How do you recognize a Knowledge Enterprise? Surprise, surprise! Although you'll find a whole lot of wisdom on the subject at expert sites, there is no standard definition at all. It is generally accepted that Knowledge firms are those where the main line of Enterprise (or product or service) is highly dependent on possessing or applying knowledge. While that may be true of virtually every Enterprise, there are some - for example financial services, consulting or research where knowledge is necessary for the very survival of the enterprise. Perhaps, it is more appropriate to ask which one is not a Knowledge Enterprise!
Such Enterprisees are characterized by high growth, technology intensity, a high rate of obsolescence and are hugely human capital dependent. While the scale may vary from a lone freelance consultant to giant corporations, a Knowledge Enterprise can be set up with relatively low capital. Knowledge resources are unique in the sense that they are used, but never consumed. In fact, sharing knowledge invariably enhances it.
Geographic and time zone divides are even less of a barrier for a Knowledge Enterprise than for one that belongs in the old economy. No wonder that knowledge also flows from a region where it is cheapest or most abundant to places where it is not. The burgeoning Enterprise Process Outsourcing industry is all the proof we need.
Knowledge is not merely an enabler - more often than not, it is a strategic edge. Products and services with a higher knowledge quotient command more respect and higher prices in the marketplace. Watch the rise and rise of Chief Information Officers in most companies!

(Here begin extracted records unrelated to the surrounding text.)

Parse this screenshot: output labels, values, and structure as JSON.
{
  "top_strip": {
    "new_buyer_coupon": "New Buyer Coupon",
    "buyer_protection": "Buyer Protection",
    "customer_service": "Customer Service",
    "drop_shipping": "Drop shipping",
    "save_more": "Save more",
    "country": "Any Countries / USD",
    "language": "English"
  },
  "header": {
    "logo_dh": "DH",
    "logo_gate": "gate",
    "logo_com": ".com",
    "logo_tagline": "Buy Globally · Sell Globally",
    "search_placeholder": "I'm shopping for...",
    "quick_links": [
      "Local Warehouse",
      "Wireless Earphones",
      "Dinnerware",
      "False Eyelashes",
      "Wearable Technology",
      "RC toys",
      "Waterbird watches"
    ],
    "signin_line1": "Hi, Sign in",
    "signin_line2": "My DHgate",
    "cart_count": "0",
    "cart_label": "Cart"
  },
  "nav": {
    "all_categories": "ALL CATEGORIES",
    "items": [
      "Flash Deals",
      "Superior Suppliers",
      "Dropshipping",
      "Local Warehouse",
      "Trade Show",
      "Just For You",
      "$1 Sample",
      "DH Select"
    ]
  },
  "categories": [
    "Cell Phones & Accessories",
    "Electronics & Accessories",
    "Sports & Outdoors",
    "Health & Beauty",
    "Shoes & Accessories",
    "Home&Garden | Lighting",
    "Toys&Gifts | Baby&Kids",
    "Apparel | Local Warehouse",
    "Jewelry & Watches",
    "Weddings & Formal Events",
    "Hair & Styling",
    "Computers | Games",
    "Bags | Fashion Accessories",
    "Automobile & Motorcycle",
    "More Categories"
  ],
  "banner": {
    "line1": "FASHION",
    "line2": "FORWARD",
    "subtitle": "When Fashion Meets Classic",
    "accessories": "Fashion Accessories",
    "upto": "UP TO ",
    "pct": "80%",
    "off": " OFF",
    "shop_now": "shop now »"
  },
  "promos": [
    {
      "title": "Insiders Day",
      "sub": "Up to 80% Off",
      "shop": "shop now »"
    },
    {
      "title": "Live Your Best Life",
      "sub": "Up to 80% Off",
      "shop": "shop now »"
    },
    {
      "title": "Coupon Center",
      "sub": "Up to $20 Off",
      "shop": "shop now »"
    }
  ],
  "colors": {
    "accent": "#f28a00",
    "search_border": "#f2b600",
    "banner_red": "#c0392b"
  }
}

On the other hand, a Knowledge Enterprise also faces a number of challenges, which must be managed to ensure longevity of the enterprise. First of all, the very ease of information flow can be its undoing - thus, protection of intellectual property and ensuring confidentiality is of paramount importance. We've dealt with this issue earlier in our article on the importance of confidentiality agreements for the legal aspects. Data storage and security is another huge concern for all Enterprises worldwide, and has happily enough for the likes of EASEUS and Data Security Group, spawned off an entirely new industry! Knowledge industries have also to run harder to stay in the same place - with technology becoming obsolete faster than ever, research and development is the very lifeline of a knowledge intensive enterprise. The final and perhaps most important issue, is that knowledge cannot be monetized unless it is locked into a specific system or process. And ironically, that need has created another set of Knowledge Enterprises as well!